Statewide advocacy initiatives

Elaine Berman, former MSU Denver trustee and chair of the Hart Center for Public Service, briefed members on two projects she has been working on. The first is a statewide higher-education advocacy initiative, which will educate, organize and mobilize business and civic leaders to speak to the value of postsecondary education and the need for greater funding throughout Colorado. The goal is to quickly form an executive committee and build a coalition of individuals from existing boards of trustees at public institutions across the state prior to the 2021 legislative session. Berman also spoke about the establishment of the Hart Center for Public Service, whose aim is to create an innovative center dedicated to diversifying the ranks of the country’s public-service leaders.
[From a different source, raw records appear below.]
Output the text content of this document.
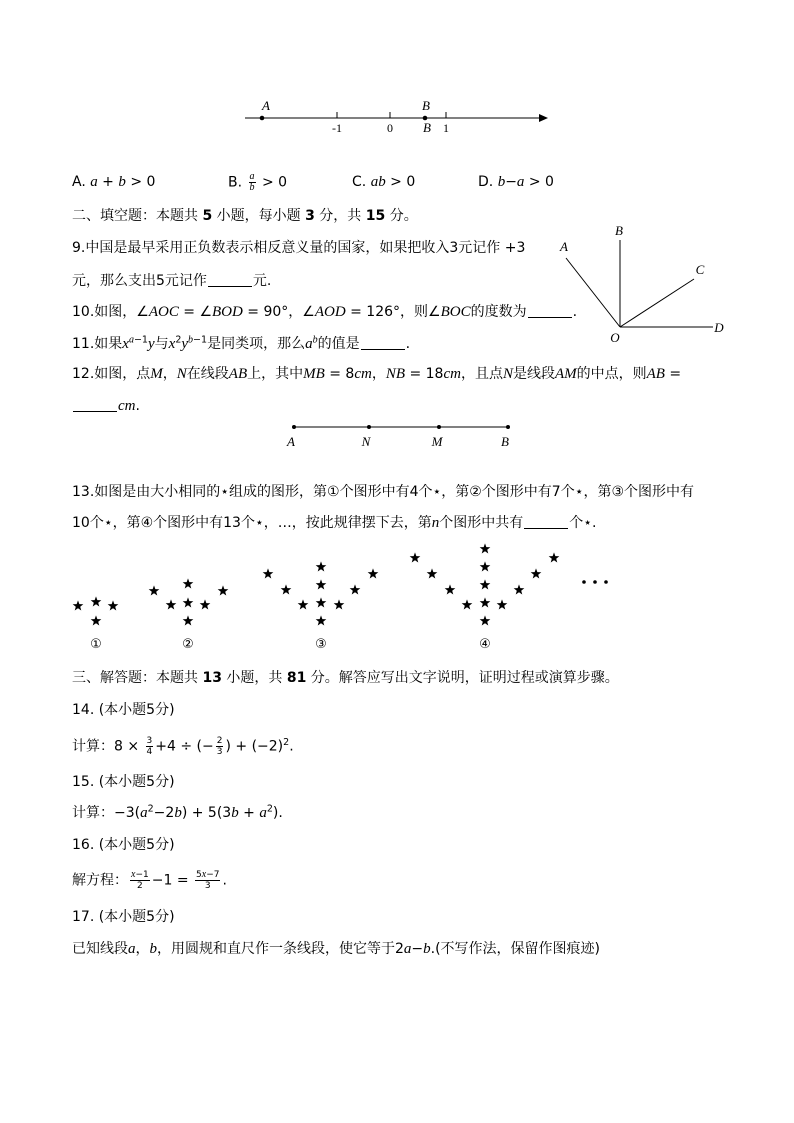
A	B
-1	0 B 1
A. a + b > 0	B. $\frac{a}{b} > 0$	C. ab > 0	D. b−a > 0
二、填空题：本题共 5 小题，每小题 3 分，共 15 分。
9.中国是最早采用正负数表示相反意义量的国家，如果把收入3元记作 +3
元，那么支出5元记作	元.
A
B
C
D
O
10.如图，∠AOC = ∠BOD = 90°，∠AOD = 126°，则∠BOC的度数为	.
11.如果$x^{a-1}y$与$x^2y^{b-1}$是同类项，那么$a^b$的值是	.
12.如图，点M，N在线段AB上，其中MB = 8cm，NB = 18cm，且点N是线段AM的中点，则AB =
cm.
A	N	M	B
13.如图是由大小相同的⋆组成的图形，第①个图形中有4个⋆，第②个图形中有7个⋆，第③个图形中有
10个⋆，第④个图形中有13个⋆，…，按此规律摆下去，第n个图形中共有	个⋆.
①	②	③	④
三、解答题：本题共 13 小题，共 81 分。解答应写出文字说明，证明过程或演算步骤。
14. (本小题5分)
计算：$8 \times \frac{3}{4} +4$ ÷ (− $\frac{2}{3}$ ) + $(-2)^2$.
15. (本小题5分)
计算：$-3(a^2-2b) + 5(3b + a^2)$.
16. (本小题5分)
解方程： $\frac{x-1}{2} -1 = \frac{5x-7}{3}$ .
17. (本小题5分)
已知线段a，b，用圆规和直尺作一条线段，使它等于2a−b.(不写作法，保留作图痕迹)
Roadrunners Safe Return and Strategic Plan highlights

An update on the Roadrunners Safe Return plan covered the steps that the University has taken to ensure a smooth and safe return to campus this fall for a limited number of faculty, students and staff, including health protocols, PPE kits, custom signage and reconfiguring the layouts for classrooms. The Roadrunners Safe Return Committee has also planned for what-if scenarios such as if there is a positive case on campus, if someone doesn’t wear a mask or if the University needs to move its operations fully online again. The committee’s focus is on remaining agile and vigilant while also preparing for spring 2021, with the hope of maximizing space to bring more people back to campus.

The Strategic Planning Team has resumed its work on the Strategic Plan, following a pause over the summer to focus on post-pandemic scenarios. Cathy Lucas, vice president of Strategy and External Affairs, outlined the next steps, which include drafting a vision statement, scenario planning and pillar discussion through October. The Strategic Plan will go to the Board of Trustees for approval in December, with the goal of having it go live in January.